Craignant qu'un accident n'arrive, je la laissai travailler, elle et son équipe. Je ne sais pas si vous avez déjà vécu cette expérience, de vous faire coudre sur vous pièce par pièce les vêtements qui vont vous habiller; de vous laisser revêtir d'une soie qui gagne peu à peu l'ensemble de votre corps... Je puis vous assurer que cette sensation est unique, et hors de toute imagination ! On en était à coudre les épaules quand je m'aperçus que Daniel n'était plus là. Je me remis à paniquer:

- "Où est Daniel ? " demandai-je ?

Madame Hilda n'avait plus ses aiguilles, et me détaillait d'un oeil professionnel:

- "Il est reparti se préparer: Lui aussi, on l'habille, figurez-vous ! "

Je n'eus guère le temps de donner libre cours à mon angoisse renaissante, car les maquilleuses, qui s'impatientaient, se présentèrent, exigèrent, et obtinrent, l'accès à mon visage dès qu'elles virent que le haut de la robe était fini.
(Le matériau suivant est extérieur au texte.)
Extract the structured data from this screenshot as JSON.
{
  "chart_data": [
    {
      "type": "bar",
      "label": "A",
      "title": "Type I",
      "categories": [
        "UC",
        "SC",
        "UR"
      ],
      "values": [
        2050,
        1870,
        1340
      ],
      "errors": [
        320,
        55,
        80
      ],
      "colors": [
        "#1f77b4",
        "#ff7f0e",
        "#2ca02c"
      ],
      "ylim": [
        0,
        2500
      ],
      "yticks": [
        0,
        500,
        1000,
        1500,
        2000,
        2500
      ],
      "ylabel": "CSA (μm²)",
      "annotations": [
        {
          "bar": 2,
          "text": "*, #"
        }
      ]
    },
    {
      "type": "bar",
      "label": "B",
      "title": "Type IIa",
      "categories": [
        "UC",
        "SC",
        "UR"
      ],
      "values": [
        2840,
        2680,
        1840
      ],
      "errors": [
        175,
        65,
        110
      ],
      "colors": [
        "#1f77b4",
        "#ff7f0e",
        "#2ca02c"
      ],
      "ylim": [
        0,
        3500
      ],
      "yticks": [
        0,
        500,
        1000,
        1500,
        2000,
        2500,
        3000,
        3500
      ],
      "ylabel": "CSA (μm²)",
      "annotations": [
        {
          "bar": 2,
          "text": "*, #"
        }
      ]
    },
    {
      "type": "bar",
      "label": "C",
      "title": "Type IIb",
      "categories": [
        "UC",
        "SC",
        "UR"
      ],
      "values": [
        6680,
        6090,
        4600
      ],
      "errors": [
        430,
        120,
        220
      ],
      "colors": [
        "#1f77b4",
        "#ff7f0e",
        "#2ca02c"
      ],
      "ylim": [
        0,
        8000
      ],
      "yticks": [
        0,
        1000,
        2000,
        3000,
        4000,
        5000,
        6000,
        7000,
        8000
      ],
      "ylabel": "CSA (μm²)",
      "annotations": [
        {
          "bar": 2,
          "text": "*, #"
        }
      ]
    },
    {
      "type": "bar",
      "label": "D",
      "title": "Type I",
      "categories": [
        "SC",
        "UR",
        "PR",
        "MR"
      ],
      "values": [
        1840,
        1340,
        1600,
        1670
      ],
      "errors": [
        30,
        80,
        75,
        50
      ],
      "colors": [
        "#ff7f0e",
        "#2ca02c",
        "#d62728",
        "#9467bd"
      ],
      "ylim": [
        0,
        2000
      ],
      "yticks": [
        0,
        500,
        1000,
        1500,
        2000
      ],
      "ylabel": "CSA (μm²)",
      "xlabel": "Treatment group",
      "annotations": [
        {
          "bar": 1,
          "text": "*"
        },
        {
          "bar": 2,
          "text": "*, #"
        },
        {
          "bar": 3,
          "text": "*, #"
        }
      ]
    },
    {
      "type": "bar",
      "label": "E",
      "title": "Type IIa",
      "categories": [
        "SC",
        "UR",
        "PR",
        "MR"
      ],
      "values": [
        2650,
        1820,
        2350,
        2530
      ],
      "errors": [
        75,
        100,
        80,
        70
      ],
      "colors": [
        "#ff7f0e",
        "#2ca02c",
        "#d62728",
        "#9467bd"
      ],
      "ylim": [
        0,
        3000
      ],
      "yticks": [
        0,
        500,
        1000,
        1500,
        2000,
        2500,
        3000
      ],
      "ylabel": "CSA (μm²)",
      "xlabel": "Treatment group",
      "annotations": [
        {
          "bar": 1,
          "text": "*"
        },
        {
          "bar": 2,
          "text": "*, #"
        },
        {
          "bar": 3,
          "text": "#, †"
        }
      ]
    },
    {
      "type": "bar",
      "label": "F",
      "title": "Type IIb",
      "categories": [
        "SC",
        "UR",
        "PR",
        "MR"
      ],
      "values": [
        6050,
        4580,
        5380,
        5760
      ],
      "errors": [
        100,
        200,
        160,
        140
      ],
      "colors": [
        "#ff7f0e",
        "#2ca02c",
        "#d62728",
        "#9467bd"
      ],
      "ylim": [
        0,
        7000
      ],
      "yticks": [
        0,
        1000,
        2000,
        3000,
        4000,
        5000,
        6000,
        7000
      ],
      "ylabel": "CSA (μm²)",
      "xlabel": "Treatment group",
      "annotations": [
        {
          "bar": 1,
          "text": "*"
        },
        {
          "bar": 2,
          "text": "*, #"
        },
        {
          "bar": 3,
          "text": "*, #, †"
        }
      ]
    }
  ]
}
Après l'avoir protégé avec des bouts de tissus disparates, elles commencèrent à me tamponner la peau de fond de teint, me demandant de fermer les yeux, et je ne vis plus rien des préparatifs que je subissais.... Quand je les pus rouvrir, la robe était enfin ajustée: on me permit de jeter un coup d'oeil dans un grand miroir, et j'eus la surprise, ainsi que le soulagement, de voir que j'étais devenue une autre: toute ma silhouette était transformée, et, sauf à voir mon visage, personne ne pouvait se douter que je n'étais pas une femme !

Madame Hilda surprit mon expression:

- "Je vous l'avais bien dit ! Je suis la reine des retouches ! " déclara-t-elle, satisfaite.

- "Vous ne devez pourtant pas en faire souvent d'aussi importantes que celles-ci ? "

- "Qu'est-ce que vous croyez ? Que toutes les clientes de la Haute Couture sont des mannequins comme ceux que vous voyez défiler pour la présentation de nos collections ? Vous ne pourriez pas vous tromper davantage ! Si vous imaginiez ce que je dois faire, parfois ! Moi je vous le dis franchement: une robe comme ça, je préfère la voir même sur un jeune homme comme vous que sur une des vieilles mémères cousues d'or qui nous font vivre ! Au moins, je n'ai pas honte de mon travail ! Pas vrai les filles ? "

Les filles poussèrent de petits rires et se dispersèrent dans la salle. Madame Hilda me guida alors vers un coin de la pièce où se trouvait un fauteuil et, à ses pieds, deux ou trois caisses pleines de fards, de pinceaux et autres accessoires. M'ayant montré comment m'asseoir avec ma robe, j'imitais ses gestes avec béatitude. Il me semblait être Madame Récamier posant pour David, avec cette différence que la robe Directoire de celle-ci me paraissait beaucoup moins belle que la mienne !

La chef maquilleuse en profita alors pour venir s'occuper de moi, une grande photo de Marie- Odile à la main. Un rapide coup d'oeil me confirma que le système pileux de la pauvre épousée était plus développé que celui du légendaire Yéti himalayen. La maquilleuse, Madame Bernard, surprit mon regard et me tranquillisa:

- "Rassurez-vous: je ne vais pas vous mettre de postiches... "

- "C'est terrible ", m'apitoyai-je. " Pourquoi ne fait-elle pas enlever tout ça ? "

Madame Bernard sourit:

- "Il paraît qu'elle est encore plus laide sans qu'avec... Bon, on y va ? J'avais apporté un rasoir, mais je vois que vous n'en avez pas besoin... Je vais vous faire une tête qui reprendra la structure osseuse de la sienne, pour des questions de vraisemblance, mais vous serez vraiment mignonne quand j'en aurai fini avec vous... "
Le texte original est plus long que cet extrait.